In einem Salzbergwerk in Niedersachsen lagern 126.000 Fässer mit radioaktivem Abfall. Die Betreibergesellschaft erklärt den bisherigen Zeitplan zur Rückholung für gescheitert. Die Kosten für die Verzögerung sind noch unklar.

Die Bergung des Atommülls aus der maroden Schachtanlage Asse in Niedersachsen verschiebt sich um mehrere Jahre. "Mit dem jetzigen Kenntnisstand lässt sich der Rückholbeginn 2033 nicht mehr darstellen", teilte die Bundesgesellschaft für Endlagerung (BGE) mit. Erst wenn der neuer Schacht Asse 5 mit Förderanlage gebaut sei, könne mit den vorbereitenden Maßnahmen für die Rückholung begonnen werden, hieß es. 

In ihren neuen Planungen geht die Betreibergesellschaft mit Sitz im niedersächsischen Peine davon aus, dass die Einsatzbereitschaft der Schachtförderanlage im Jahr 2039 hergestellt sein kann. Bisher hatte die BGE den Beginn der Bergung 2033 anvisiert. In den vergangenen Wochen war aber bekanntgeworden, dass der Termin geplatzt ist.

"Derzeit bestehen noch so viele Unsicherheiten im Gesamtsystem, so dass seriös kein neuer Rückholbeginn genannt werden kann", räumte eine BGE-Sprecherin bereits im März ein. Umplanungen im Ablauf seien ein wesentlicher Grund dafür, dass aktuell kein Gesamtplan vorgelegt werden könne, sagte die Sprecherin damals. Nun informierte die BGE über die Verschiebung um mindestens sechs Jahre. 

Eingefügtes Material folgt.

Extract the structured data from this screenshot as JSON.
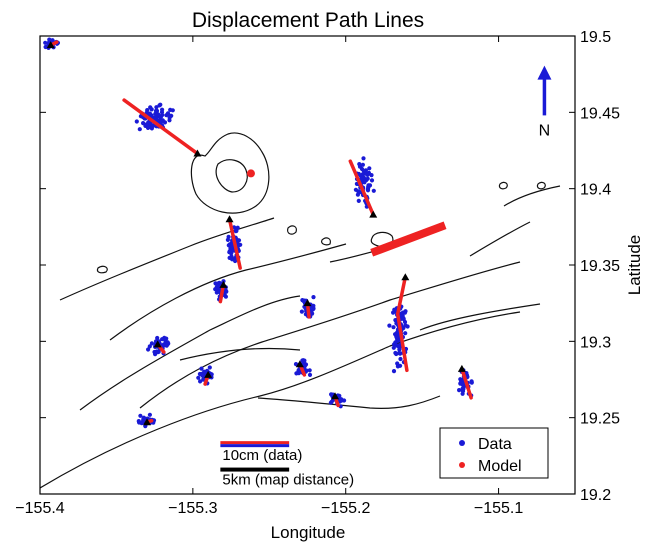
{
  "chart_data": {
    "type": "scatter",
    "title": "Displacement Path Lines",
    "xlabel": "Longitude",
    "ylabel": "Latitude",
    "xlim": [
      -155.4,
      -155.05
    ],
    "ylim": [
      19.2,
      19.5
    ],
    "xticks": [
      -155.4,
      -155.3,
      -155.2,
      -155.1
    ],
    "xtick_labels": [
      "−155.4",
      "−155.3",
      "−155.2",
      "−155.1"
    ],
    "yticks": [
      19.2,
      19.25,
      19.3,
      19.35,
      19.4,
      19.45,
      19.5
    ],
    "ytick_labels": [
      "19.2",
      "19.25",
      "19.3",
      "19.35",
      "19.4",
      "19.45",
      "19.5"
    ],
    "ytick_side": "right",
    "grid": false,
    "legend": {
      "position": "bottom-right",
      "entries": [
        {
          "label": "Data",
          "color": "#1a1ad6"
        },
        {
          "label": "Model",
          "color": "#ee2222"
        }
      ]
    },
    "north_arrow": {
      "label": "N",
      "color": "#1a1ad6",
      "x": -155.07,
      "y0": 19.448,
      "y1": 19.478
    },
    "scale_bars": [
      {
        "label": "10cm (data)",
        "colors": [
          "#ee2222",
          "#1a1ad6"
        ],
        "x0": -155.282,
        "x1": -155.237,
        "y": 19.232
      },
      {
        "label": "5km (map distance)",
        "colors": [
          "#000000"
        ],
        "x0": -155.282,
        "x1": -155.237,
        "y": 19.216
      }
    ],
    "source": {
      "x": -155.262,
      "y": 19.41,
      "color": "#ee2222"
    },
    "dike": {
      "x0": -155.183,
      "y0": 19.358,
      "x1": -155.135,
      "y1": 19.376,
      "color": "#ee2222"
    },
    "stations": [
      {
        "x": -155.393,
        "y": 19.494,
        "path": [
          [
            -155.393,
            19.494
          ],
          [
            -155.389,
            19.496
          ]
        ],
        "cloud": [
          -155.392,
          19.495,
          0.005,
          0.003
        ],
        "n": 26
      },
      {
        "x": -155.297,
        "y": 19.423,
        "path": [
          [
            -155.297,
            19.423
          ],
          [
            -155.345,
            19.458
          ]
        ],
        "cloud": [
          -155.326,
          19.447,
          0.013,
          0.009
        ],
        "n": 85
      },
      {
        "x": -155.182,
        "y": 19.383,
        "path": [
          [
            -155.182,
            19.383
          ],
          [
            -155.197,
            19.418
          ]
        ],
        "cloud": [
          -155.188,
          19.403,
          0.005,
          0.014
        ],
        "n": 60
      },
      {
        "x": -155.276,
        "y": 19.38,
        "path": [
          [
            -155.276,
            19.38
          ],
          [
            -155.269,
            19.348
          ]
        ],
        "cloud": [
          -155.273,
          19.362,
          0.004,
          0.013
        ],
        "n": 55
      },
      {
        "x": -155.28,
        "y": 19.337,
        "path": [
          [
            -155.28,
            19.337
          ],
          [
            -155.282,
            19.326
          ]
        ],
        "cloud": [
          -155.281,
          19.334,
          0.005,
          0.006
        ],
        "n": 40
      },
      {
        "x": -155.225,
        "y": 19.325,
        "path": [
          [
            -155.225,
            19.325
          ],
          [
            -155.224,
            19.316
          ]
        ],
        "cloud": [
          -155.225,
          19.322,
          0.005,
          0.006
        ],
        "n": 40
      },
      {
        "x": -155.161,
        "y": 19.342,
        "path": [
          [
            -155.161,
            19.342
          ],
          [
            -155.166,
            19.318
          ],
          [
            -155.16,
            19.281
          ]
        ],
        "cloud": [
          -155.165,
          19.305,
          0.005,
          0.021
        ],
        "n": 95
      },
      {
        "x": -155.323,
        "y": 19.298,
        "path": [
          [
            -155.323,
            19.298
          ],
          [
            -155.319,
            19.293
          ]
        ],
        "cloud": [
          -155.322,
          19.297,
          0.007,
          0.006
        ],
        "n": 45
      },
      {
        "x": -155.29,
        "y": 19.278,
        "path": [
          [
            -155.29,
            19.278
          ],
          [
            -155.292,
            19.272
          ]
        ],
        "cloud": [
          -155.291,
          19.277,
          0.005,
          0.005
        ],
        "n": 35
      },
      {
        "x": -155.23,
        "y": 19.285,
        "path": [
          [
            -155.23,
            19.285
          ],
          [
            -155.227,
            19.278
          ]
        ],
        "cloud": [
          -155.228,
          19.283,
          0.005,
          0.006
        ],
        "n": 40
      },
      {
        "x": -155.207,
        "y": 19.264,
        "path": [
          [
            -155.207,
            19.264
          ],
          [
            -155.205,
            19.258
          ]
        ],
        "cloud": [
          -155.206,
          19.262,
          0.005,
          0.004
        ],
        "n": 35
      },
      {
        "x": -155.124,
        "y": 19.282,
        "path": [
          [
            -155.124,
            19.282
          ],
          [
            -155.118,
            19.263
          ]
        ],
        "cloud": [
          -155.122,
          19.273,
          0.004,
          0.008
        ],
        "n": 45
      },
      {
        "x": -155.33,
        "y": 19.247,
        "path": [
          [
            -155.33,
            19.247
          ],
          [
            -155.327,
            19.248
          ]
        ],
        "cloud": [
          -155.331,
          19.248,
          0.005,
          0.004
        ],
        "n": 35
      }
    ]
  }
}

Niedersachsens Umweltminister warnt vor "absaufenden Bergwerk"

Die Berichte über den geplatzten Starttermin hatten Niedersachsens Umweltminister Christian Meyer verärgert: "Ich bin empört, dass die vom Bundestag beschlossene Räumung der Asse auf den Sankt-Nimmerleins-Tag verschoben werden soll, aber stattdessen die Flutung des Bergwerks vorbereitet wird", hieß es in einer damaligen Stellungnahme des Grünen-Politikers. Die Bundesregierung solle dafür sorgen, dass sich die BGE an das Asse-Gesetz halte und die Räumung des "absaufenden Bergwerks" endlich angehe. 

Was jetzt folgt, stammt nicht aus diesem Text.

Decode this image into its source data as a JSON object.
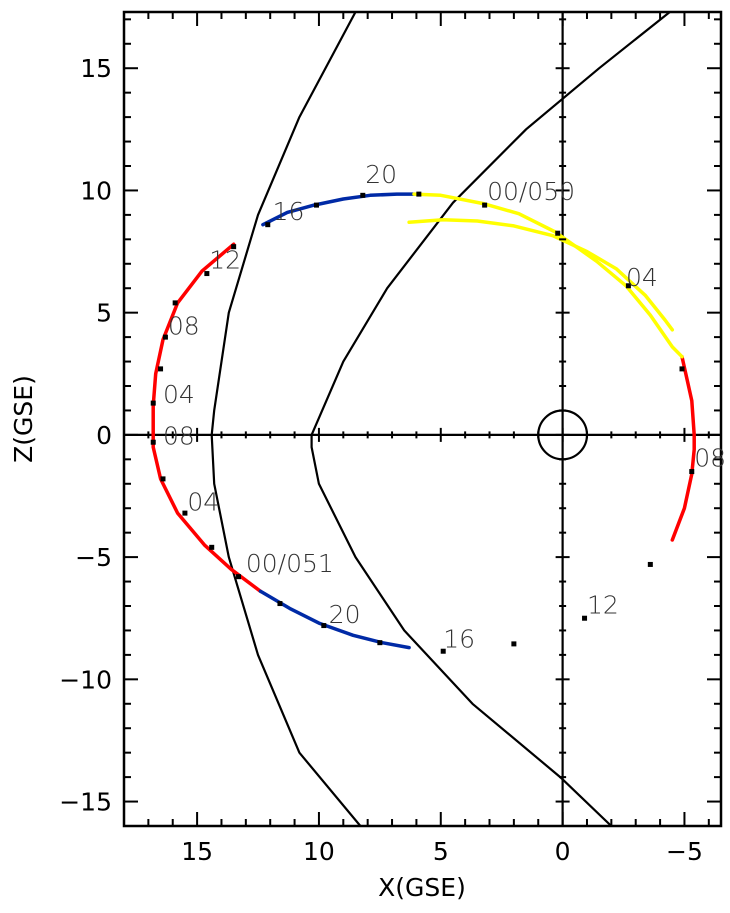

In der Schachtanlage im Landkreis Wolfenbüttel liegen in 13 Kammern rund 126.000 Fässer mit schwach- und mittelradioaktiven Abfällen, die in den 60er und 70er Jahren dort eingelagert worden waren. Da die Asse als instabil gilt, sollen die Fässer zurückgeholt werden. Es gibt den gesetzlichen Auftrag, das Bergwerk unverzüglich zu räumen und stillzulegen. Die BGE in Peine ist zuständig für die Rückholung - die sogenannte Lex Asse.

In ihrem Plan von 2020 hatte BGE mit Kosten bis zum Start der Rückholung von mehr als drei Milliarden Euro kalkuliert. Wie sich dieser Betrag angesichts der neuen Zeitplanung verändert, ist unklar.